Délire sécuritaire du pouvoir. Et enquête non réglementaire de la police judiciaire. Au fond, le vrai coup d'Etat, c'est contre les accusés.
Coup d'Etat ou tentative de coup d'Etat ? Au stade actuel des enquêtes et des arrestations, il serait bien difficile de répondre. Mais toujours est-il qu'au palais de justice de Libreville, on ne cache pas un certain embarras tant la détermination du Palais, combinée avec l'activisme de la police judiciaire, contraste avec la légèreté des rares éléments versés au dossier.

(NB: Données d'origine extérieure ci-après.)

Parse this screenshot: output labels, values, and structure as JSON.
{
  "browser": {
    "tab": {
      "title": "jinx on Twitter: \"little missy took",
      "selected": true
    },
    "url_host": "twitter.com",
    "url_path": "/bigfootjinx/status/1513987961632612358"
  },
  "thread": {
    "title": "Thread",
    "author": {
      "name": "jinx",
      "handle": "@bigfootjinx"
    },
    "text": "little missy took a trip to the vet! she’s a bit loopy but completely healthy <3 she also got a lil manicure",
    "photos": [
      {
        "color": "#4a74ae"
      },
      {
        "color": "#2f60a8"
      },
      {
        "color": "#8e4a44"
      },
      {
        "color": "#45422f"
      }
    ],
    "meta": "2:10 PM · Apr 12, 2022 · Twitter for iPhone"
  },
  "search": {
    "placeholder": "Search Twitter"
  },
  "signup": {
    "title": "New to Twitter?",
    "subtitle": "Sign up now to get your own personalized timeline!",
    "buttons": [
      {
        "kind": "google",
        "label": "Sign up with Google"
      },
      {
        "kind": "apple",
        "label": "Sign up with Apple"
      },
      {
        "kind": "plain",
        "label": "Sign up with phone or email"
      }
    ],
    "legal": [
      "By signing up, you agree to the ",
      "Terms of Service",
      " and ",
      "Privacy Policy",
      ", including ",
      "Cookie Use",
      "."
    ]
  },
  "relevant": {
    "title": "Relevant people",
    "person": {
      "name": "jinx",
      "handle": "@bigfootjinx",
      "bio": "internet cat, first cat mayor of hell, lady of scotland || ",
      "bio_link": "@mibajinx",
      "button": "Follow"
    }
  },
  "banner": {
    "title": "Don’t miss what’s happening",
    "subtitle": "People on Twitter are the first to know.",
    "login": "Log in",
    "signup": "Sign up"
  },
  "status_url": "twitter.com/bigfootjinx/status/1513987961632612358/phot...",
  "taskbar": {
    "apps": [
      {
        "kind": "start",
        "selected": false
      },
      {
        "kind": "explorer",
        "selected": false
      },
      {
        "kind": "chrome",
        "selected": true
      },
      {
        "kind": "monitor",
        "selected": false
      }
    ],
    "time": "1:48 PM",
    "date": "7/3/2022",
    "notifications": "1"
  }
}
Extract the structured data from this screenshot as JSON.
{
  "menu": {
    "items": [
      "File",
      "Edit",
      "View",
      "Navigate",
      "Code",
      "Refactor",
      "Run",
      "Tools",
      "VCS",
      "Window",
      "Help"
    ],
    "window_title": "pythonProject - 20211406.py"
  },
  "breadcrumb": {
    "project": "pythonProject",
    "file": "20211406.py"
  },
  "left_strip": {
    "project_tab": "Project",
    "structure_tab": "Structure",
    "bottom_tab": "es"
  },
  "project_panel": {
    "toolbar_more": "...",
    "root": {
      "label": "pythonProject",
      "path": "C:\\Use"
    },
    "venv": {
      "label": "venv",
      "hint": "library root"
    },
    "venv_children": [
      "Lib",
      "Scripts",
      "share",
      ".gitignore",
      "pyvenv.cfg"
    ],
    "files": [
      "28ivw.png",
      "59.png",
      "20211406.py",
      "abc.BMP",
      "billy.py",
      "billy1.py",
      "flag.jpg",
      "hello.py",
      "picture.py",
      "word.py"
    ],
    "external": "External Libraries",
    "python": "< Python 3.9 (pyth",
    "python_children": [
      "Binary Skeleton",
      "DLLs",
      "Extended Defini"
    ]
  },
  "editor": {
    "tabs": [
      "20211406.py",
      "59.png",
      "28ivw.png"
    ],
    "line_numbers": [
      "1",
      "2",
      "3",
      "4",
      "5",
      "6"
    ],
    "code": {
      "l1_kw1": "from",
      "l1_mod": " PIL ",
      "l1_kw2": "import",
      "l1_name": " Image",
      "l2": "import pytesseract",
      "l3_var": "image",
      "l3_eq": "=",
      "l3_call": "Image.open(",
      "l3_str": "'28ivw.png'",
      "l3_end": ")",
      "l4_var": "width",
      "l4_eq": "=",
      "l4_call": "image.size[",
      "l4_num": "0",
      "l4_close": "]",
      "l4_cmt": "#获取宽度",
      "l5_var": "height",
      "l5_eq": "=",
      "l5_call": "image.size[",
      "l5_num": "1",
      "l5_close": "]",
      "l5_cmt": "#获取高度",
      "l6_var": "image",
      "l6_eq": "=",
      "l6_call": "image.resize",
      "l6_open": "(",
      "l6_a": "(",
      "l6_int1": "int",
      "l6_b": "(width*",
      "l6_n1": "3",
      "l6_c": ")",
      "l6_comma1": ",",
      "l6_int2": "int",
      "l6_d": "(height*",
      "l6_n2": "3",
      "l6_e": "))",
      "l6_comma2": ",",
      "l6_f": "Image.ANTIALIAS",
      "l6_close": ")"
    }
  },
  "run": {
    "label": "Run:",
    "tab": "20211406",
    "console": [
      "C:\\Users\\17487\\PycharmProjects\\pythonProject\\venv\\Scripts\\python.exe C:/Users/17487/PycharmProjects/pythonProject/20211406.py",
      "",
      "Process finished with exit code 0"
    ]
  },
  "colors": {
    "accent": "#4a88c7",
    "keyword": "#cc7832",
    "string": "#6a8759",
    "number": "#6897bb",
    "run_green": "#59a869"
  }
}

Pour tout dire, le parquet n'a vraiment pas de quoi entonner le cocorico, encore moins exciter la verve du ministère public. Nombreux sont les magistrats qui affirment qu'il va plutôt s'agir d'une véritable tempête dans un verre d'eau. Cela, au regard justement de l'inconsistance des deux chefs d'accusation retenus contre Marc Saturnin Nan Nguema : introduction et détention illégales d'armes de guerre. Délits que le parquet tentera d'établir sur la base des huit kalachnikov, rouillées et totalement hors d'usage, que la PJ aurait découverts aux domiciles de l'ancien Secrétaire général de l'OPEP et de son oncle l'Abbé Noël Ngwa Nguema.
L'utilisation du conditionnel est ici de mise car les avocats des prévenus contestent furieusement la légalité des perquisitions opérées, et par conséquent des résultats de celles-ci. Ils espèrent du reste s'appuyer sur l'irrégularité de ces fouilles pour obtenir la non-reconnaissance des pièces versées au dossier.
Ce n'est pas tout. Un autre piège guette le ministère public. Il s'agit cette fois-ci de la recevabilité même des deux chefs d'accusation. A commencer par celui de l'introduction illégale d'armes à feu au Gabon. La-dessus, avocats et magistrats sont unanimes : s'il est prouvé, comme c'est effectivement le cas, que les armes ont été achetées et introduites en 1992, cela veut tout simplement dire qu'il y a desormais prescription. En ce sens que le délai de cinq ans, imposé par le Code pénal pour ce genre de délit, est largement dépassé. Il appartiendra au ministère public d'apporter la preuve matérielle que les faits reprochés aux prévenus ont été commis au plus tard en 1999.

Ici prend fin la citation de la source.